While she understands the money problems, she doesn’t like it.
“It all depends on the money,” she said. “I’m in banking, so I know what the economy is like. It’s so hard in our district when you have the energetic teachers who give so much enthusiasm to our kids and we lose them because they haven’t been here long enough.
“This district without Matt has failed its students,” Leslie said, adding that she hopes other alternatives are found to save his job and that she knows the school board has tough decisions to make. “I wouldn’t want their job.”
Dorathy said the notice of intent for non-renewal for the seven had to be done for several reasons. It doesn’t mean they’ve lost their jobs yet.
“There are several of those that we’re needing to change their contracts, so we legally need to notify them,” he said. “There is the potential with what the Legislature does that we will be able to bring some of those back.”
He also doesn’t know when the final figures from the Legislature will be known.
“I hope quickly, but I’m not optimistic that’s going to happen,” Dorathy said.
Also complicating the budget and awaiting action in Topeka is a bill regarding the Local Option Budget. Currently, the LOB amounts to 30 percent of the General Fund. If state funding is cut, the General Fund goes down, too, limiting the LOB. There’s a bill being discussed to change that, but if it doesn’t pass, there will be even less money.
“That’s an additional $150,000 cut unless they pass that bill,” he said. “That’s part of the reason the board made the action Monday night — because of the unknown.”
As for the administrative cuts, there are some savings expected in replacing Tom Mundinger as BESIC principal, a possible restructuring in the administration as a result and other possible retirements.
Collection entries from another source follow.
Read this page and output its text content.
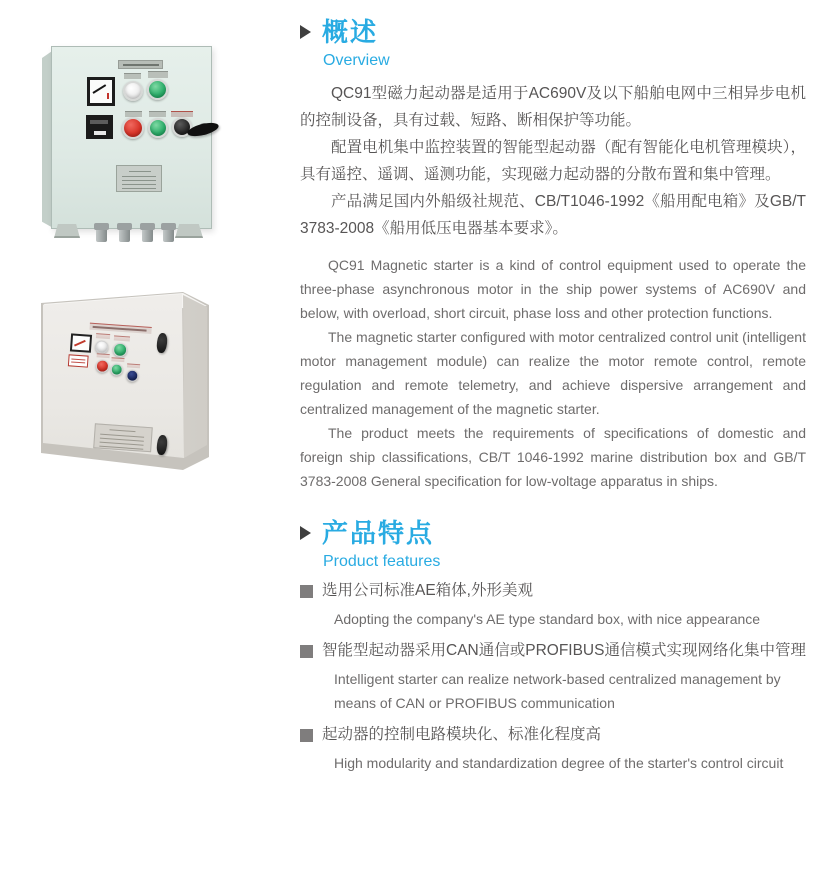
概述
Overview

QC91型磁力起动器是适用于AC690V及以下船舶电网中三相异步电机的控制设备，具有过载、短路、断相保护等功能。

配置电机集中监控装置的智能型起动器（配有智能化电机管理模块），具有遥控、遥调、遥测功能，实现磁力起动器的分散布置和集中管理。

产品满足国内外船级社规范、CB/T1046-1992《船用配电箱》及GB/T 3783-2008《船用低压电器基本要求》。

QC91 Magnetic starter is a kind of control equipment used to operate the three-phase asynchronous motor in the ship power systems of AC690V and below, with overload, short circuit, phase loss and other protection functions.

The magnetic starter configured with motor centralized control unit (intelligent motor management module) can realize the motor remote control, remote regulation and remote telemetry, and achieve dispersive arrangement and centralized management of the magnetic starter.

The product meets the requirements of specifications of domestic and foreign ship classifications, CB/T 1046-1992 marine distribution box and GB/T 3783-2008 General specification for low-voltage apparatus in ships.

产品特点
Product features
选用公司标准AE箱体,外形美观
Adopting the company's AE type standard box, with nice appearance
智能型起动器采用CAN通信或PROFIBUS通信模式实现网络化集中管理
Intelligent starter can realize network-based centralized management by means of CAN or PROFIBUS communication
起动器的控制电路模块化、标准化程度高
High modularity and standardization degree of the starter's control circuit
Also, the mileage stipend paid to administrators has been eliminated, saving $10,000.
“That amounts to a 2 percent salary reduction for each administrator in the district,” said Dorathy.
As for the votes on giving notice to the teachers, six were unanimous. For McCune, the vote was 5-2, with board members Ruth Barkley and Bill Busby voting against. The Signal doesn’t normally list teachers given notice of intent, but the public display and widespread knowledge of the action warranted it.